The religious experience tends to do just this...use the individual to represent the suffering or transgression or exultation of the many.
""All life for me is music"......."When asked if he believed in God, Shostakovich replied: "No, and I am very sorry about it." His Eighth Symphony (which he was forced to declare a "war symphony") was a celebration of life: "I can sum up the philosophical conception of my new work in three words: life is beautiful," he said during a 1943 interview. "Everything that is dark and gloomy will rot away, vanish, and the beautiful will triumph." (Source: Fay, Laurel E., Shostakovich: A Life, Oxford University Press, 2000.) D. 1975."
Although some claim that he did have some religion.
My questions probably still do apply.
They concern, albeit vaguely, the interfaces of the composer's character, wider society and his compositions.
And the degree to which these are to be separated out.
I'm not sure where you are on Shostakovich.
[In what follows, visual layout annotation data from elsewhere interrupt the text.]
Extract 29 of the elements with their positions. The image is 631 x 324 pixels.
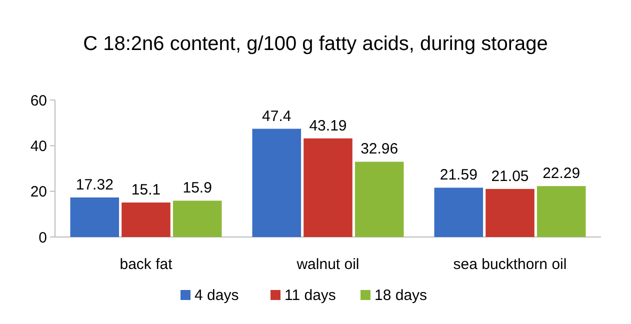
bar <box>304 138 352 237</box>
bar <box>536 186 586 237</box>
legend-label: 18 days <box>374 287 428 304</box>
bar <box>70 197 120 237</box>
x-tick-label: sea buckthorn oil <box>453 256 567 273</box>
data-label: 21.59 <box>440 166 478 184</box>
legend-label: 11 days <box>284 287 336 304</box>
bar <box>434 188 484 237</box>
x-tick-label: back fat <box>120 256 174 273</box>
y-tick-label: 60 <box>30 92 47 110</box>
data-label: 47.4 <box>262 108 292 125</box>
x-tick-label: walnut oil <box>296 256 360 273</box>
data-label: 15.1 <box>131 182 161 199</box>
bar <box>172 200 222 237</box>
legend-label: 4 days <box>194 287 239 304</box>
y-tick-label: 0 <box>38 229 47 246</box>
bar <box>122 202 170 237</box>
data-label: 17.32 <box>76 176 114 194</box>
bar <box>252 128 302 237</box>
data-label: 22.29 <box>542 165 580 182</box>
chart-title: C 18:2n6 content, g/100 g fatty acids, during storage <box>83 33 548 55</box>
y-tick-label: 20 <box>30 184 47 201</box>
bar <box>486 188 534 237</box>
data-label: 32.96 <box>360 140 398 158</box>
y-tick-label: 40 <box>30 138 47 155</box>
data-label: 43.19 <box>309 117 347 134</box>
data-label: 15.9 <box>182 180 212 197</box>
bar <box>354 162 404 237</box>
data-label: 21.05 <box>491 168 529 185</box>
Isn't he sort of halfway between people who have mental health difficulties and do not live in a society experiencing mass starvation and a society experiencing mass starvation in which individuals suffer from mental health difficulties in the non-intellectual sense of being driven to absolute despair by the social conditions?
I just don't think one can generalise in approaching these issues. I think that to jump from the variables involved in generalising from individual to wider community, and then invoking any one specific composer as emblematical when people find solace in all sorts and conditions of music, strikes me as hypothesising on limitless imponderables.
I just don't think one can generalise in approaching these issues. I think that to jump from the variables involved in generalising from individual to wider community, and then invoking any one specific composer as emblematical when people find solace in all sorts and conditions of music, strikes me as hypothesising on limitless imponderables.
That could be a problem with the book so I look forward to hearing a review of it by Caliban in due course.